Prasetyo menegaskan bahwa interaksi tersebut murni berorientasi pada kepentingan bangsa, negara, serta kesejahteraan masyarakat luas.

Menurut Prasetyo, gaya komunikasi yang dilakukan Kepala Negara mencakup berbagai format, baik yang bersifat formal maupun informal, guna menjaring aspirasi dari berbagai pihak.

“Inilah cara Bapak Presiden selama ini juga berkomunikasi. Ada yang terbuka, ada yang tertutup dalam rangka berdiskusi, menerima masukan, sekaligus memberikan penjelasan juga terhadap program-program yang sedang dijalankan oleh pemerintah,” kata Prasetyo di Sentul, Bogor, Jawa Barat, Senin (2/2).

Prasetyo juga mengklarifikasi label tokoh yang ditemui oleh Presiden. Ia meluruskan anggapan bahwa figur-figur tersebut merupakan bagian dari barisan oposisi pemerintah.

“Bukan tokoh oposisi. Tapi, beliau bertemu dengan tokoh-tokoh nasional yang memiliki kepedulian di bidangnya masing-masing,” kata Prasetyo.

Ia menambahkan bahwa jalinan komunikasi semacam ini memberikan dampak positif bagi jalannya roda pemerintahan.

Baca juga: Mensesneg Nilai E-Voting Usulan PDI Perjuangan Patut Dikaji

Tokoh-tokoh yang diundang pun berasal dari latar belakang keahlian yang beragam dan dipastikan tidak mewakili kepentingan partai politik tertentu.

Beberapa nama yang telah berdiskusi langsung dengan Presiden antara lain pakar riset dari BRIN hingga mantan petinggi lembaga penegak hukum.

“Tokoh parpol tidak ada. Kemarin ada tokoh kepemiluan Prof. Siti Zuhro, tokoh pemberantasan korupsi mantan Ketua KPK Bapak Abraham Samad, kemudian tokoh kepolisian mantan Kabareskrim Bapak Susno,” ujarnya.
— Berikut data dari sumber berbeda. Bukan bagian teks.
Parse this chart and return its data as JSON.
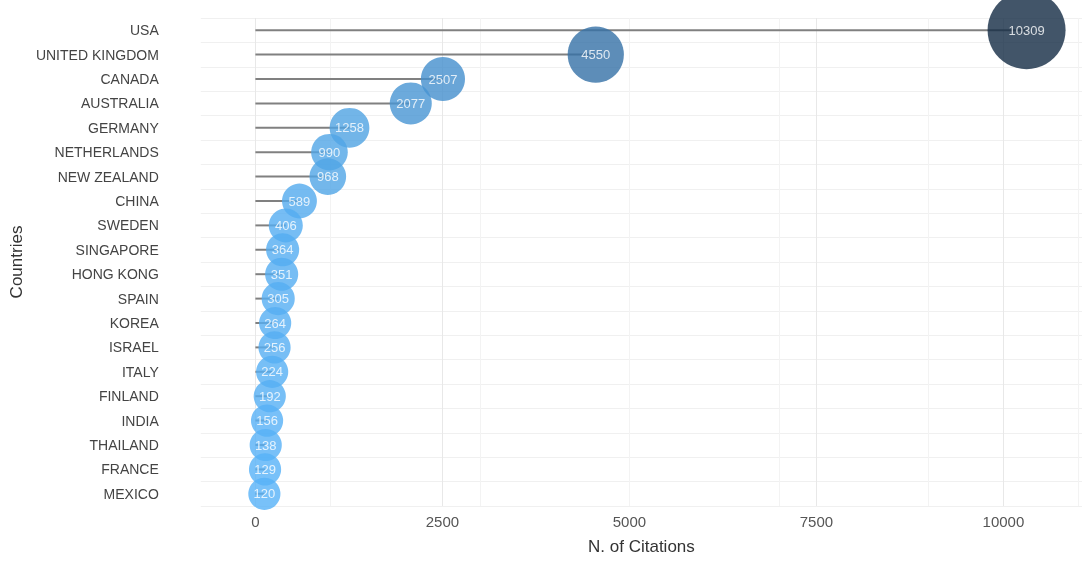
{
  "chart_data": {
    "type": "lollipop",
    "orientation": "horizontal",
    "xlabel": "N. of Citations",
    "ylabel": "Countries",
    "categories": [
      "USA",
      "UNITED KINGDOM",
      "CANADA",
      "AUSTRALIA",
      "GERMANY",
      "NETHERLANDS",
      "NEW ZEALAND",
      "CHINA",
      "SWEDEN",
      "SINGAPORE",
      "HONG KONG",
      "SPAIN",
      "KOREA",
      "ISRAEL",
      "ITALY",
      "FINLAND",
      "INDIA",
      "THAILAND",
      "FRANCE",
      "MEXICO"
    ],
    "values": [
      10309,
      4550,
      2507,
      2077,
      1258,
      990,
      968,
      589,
      406,
      364,
      351,
      305,
      264,
      256,
      224,
      192,
      156,
      138,
      129,
      120
    ],
    "colors": [
      "#132b43",
      "#3571a6",
      "#448fcd",
      "#4795d3",
      "#4fa2e2",
      "#50a5e6",
      "#50a5e6",
      "#52aaed",
      "#54adf1",
      "#54adf1",
      "#54adf1",
      "#55aef2",
      "#55aef3",
      "#55aef3",
      "#55aff4",
      "#55aff4",
      "#56b0f6",
      "#56b0f6",
      "#56b1f7",
      "#56b1f7"
    ],
    "sizes": [
      1,
      0.52,
      0.32,
      0.29,
      0.26,
      0.22,
      0.22,
      0.2,
      0.19,
      0.18,
      0.18,
      0.18,
      0.17,
      0.17,
      0.17,
      0.17,
      0.17,
      0.17,
      0.17,
      0.17
    ],
    "xlim": [
      -730,
      11050
    ],
    "xticks": [
      0,
      2500,
      5000,
      7500,
      10000
    ],
    "grid": true,
    "data_labels": true
  }
}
Prasetyo memastikan agenda serap aspirasi ini tidak akan berhenti sampai di sini saja. “Ada beberapa yang nanti juga akan terus kita lanjutkan dengan tokoh-tokoh yang lain,” kata Prasetyo.

Sempat Betemu Abraham Samad

Sebelumnya, perhatian publik tersita saat Presiden Prabowo menggelar pertemuan tertutup selama lima jam bersama mantan Ketua KPK Abraham Samad di kediaman Kertanegara, Jakarta, pada Jumat (30/1).

Informasi awal mengenai pertemuan tersebut sempat diutarakan oleh Menteri Pertahanan (Menhan) Sjafrie Sjamsoeddin, yang menyebut bahwa Kepala Negara bertemu dengan tokoh-tokoh oposisi pemerintah guna membahas kepentingan negara.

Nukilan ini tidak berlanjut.